Congratulations to Misremembered Apple for being clear winners of the Expert track in London, and to Team Reckless of Escape Review and friends for being clear winners of the Normal track in London. After the hunt finished, it was fun to watch the live ClueKeeper scoreboard, as if it were a Gillette DASH Saturday and Matt le Tissier were shouting “Oh! Soooolve!” as incremental results came in. While not all the results are in yet, provisional returns point to The Judean GNUs and LXP of Palo Alto being the world’s top two; congratulations to them, too. Early leader in the “best team name” contest might just be Quantum of Solvers.

Thank you to all the staff, volunteers and people behind the scenes worldwide; you’ve made a lot of people very, very happy. The event proceeds apace not just as a puzzle championship but also as an increasingly social event, with so many teams familiar from the flourishing Puzzled Pint. The event was so spectacular that the post-event buzz fading left a void; here’s looking forward to the next one!

5 thoughts on “DASH 008? More like DASH GR8!”
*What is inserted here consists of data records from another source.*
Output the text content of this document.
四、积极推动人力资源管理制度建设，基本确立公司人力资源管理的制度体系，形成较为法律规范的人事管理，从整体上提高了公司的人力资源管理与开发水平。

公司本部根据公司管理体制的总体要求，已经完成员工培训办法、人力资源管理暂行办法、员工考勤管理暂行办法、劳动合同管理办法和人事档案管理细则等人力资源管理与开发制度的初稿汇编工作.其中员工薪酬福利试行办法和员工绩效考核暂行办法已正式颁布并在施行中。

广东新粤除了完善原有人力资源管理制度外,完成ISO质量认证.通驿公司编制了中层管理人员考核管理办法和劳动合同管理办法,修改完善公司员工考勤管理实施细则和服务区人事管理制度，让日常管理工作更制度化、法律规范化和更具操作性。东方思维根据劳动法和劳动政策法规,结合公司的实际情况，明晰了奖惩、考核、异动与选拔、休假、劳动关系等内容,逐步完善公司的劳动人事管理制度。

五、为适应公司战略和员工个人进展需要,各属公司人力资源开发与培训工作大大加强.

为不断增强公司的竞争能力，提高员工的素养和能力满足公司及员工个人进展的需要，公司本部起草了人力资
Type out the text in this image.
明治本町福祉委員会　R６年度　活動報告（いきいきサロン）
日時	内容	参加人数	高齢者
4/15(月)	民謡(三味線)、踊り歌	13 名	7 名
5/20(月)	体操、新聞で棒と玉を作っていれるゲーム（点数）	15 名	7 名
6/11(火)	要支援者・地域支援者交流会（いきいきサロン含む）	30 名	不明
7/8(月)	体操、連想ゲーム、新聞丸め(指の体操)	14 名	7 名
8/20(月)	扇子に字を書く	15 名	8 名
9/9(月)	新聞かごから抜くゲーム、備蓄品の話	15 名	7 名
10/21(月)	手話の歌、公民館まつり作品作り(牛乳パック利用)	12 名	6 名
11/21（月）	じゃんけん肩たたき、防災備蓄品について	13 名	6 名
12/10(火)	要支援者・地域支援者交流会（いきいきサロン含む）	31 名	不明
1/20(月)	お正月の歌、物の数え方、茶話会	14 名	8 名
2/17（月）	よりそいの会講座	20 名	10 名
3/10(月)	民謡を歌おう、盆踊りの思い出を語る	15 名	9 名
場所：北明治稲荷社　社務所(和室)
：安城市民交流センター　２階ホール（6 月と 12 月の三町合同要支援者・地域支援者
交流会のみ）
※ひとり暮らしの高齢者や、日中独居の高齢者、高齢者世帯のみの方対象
  1. We had an absolute blast! Need to start training now because we found a lot of the puzzles really hard or just very hard to get that last step 🙂

    1. Hi, Shasha! Thanks for dropping by and glad to read that you had such a great time. I can recommend Puzzled Pint on the second Tuesday of every month, as well as other hunts and competitions that crop up from time to time. 🙂

  2. I believe the London results were somewhat closer than Cluekeeper suggests. My understanding is that some error meant that their “Oragami” score didn’t count for the Magpie team, and they were only a few points behind us… They were certainly arriving at points ahead of us throughout the day – keeping us on our toes! They also beat our time on half the scored puzzles… In fact looking at the times we can’t help but wonder if all we really demonstrated was that we were faster at cutting out than them.

    Let me echo the thanks to the organisers – the day ran smoothly and there were some quality puzzles with great presentation. We were particularly impressed with the design of the telephone numbers question given the constraints. (Amusingly we’d hypothesised the correct extraction a few minutes before trying it – but ruled it out because “it would be tricky to design a puzzle where that worked”.)

    1. Yes, Magpie accidentally skipped a puzzle after solving it. After checking the records, we awarded them 631 points for a very good 2nd place, but we are unable to fix this in the CK records.

      1. Jan, let me know more about this, you actually can fix the CK records (or I can do it for you if you like if you tell me what needs to be changed).

        I would also like to hear more about how the puzzle was accidentally skipped, as you literally now have to type in the word SKIP after a message that says “This cannot be undone.” in order to do that (unless there was a bug, in which case I’d *really* like to hear more).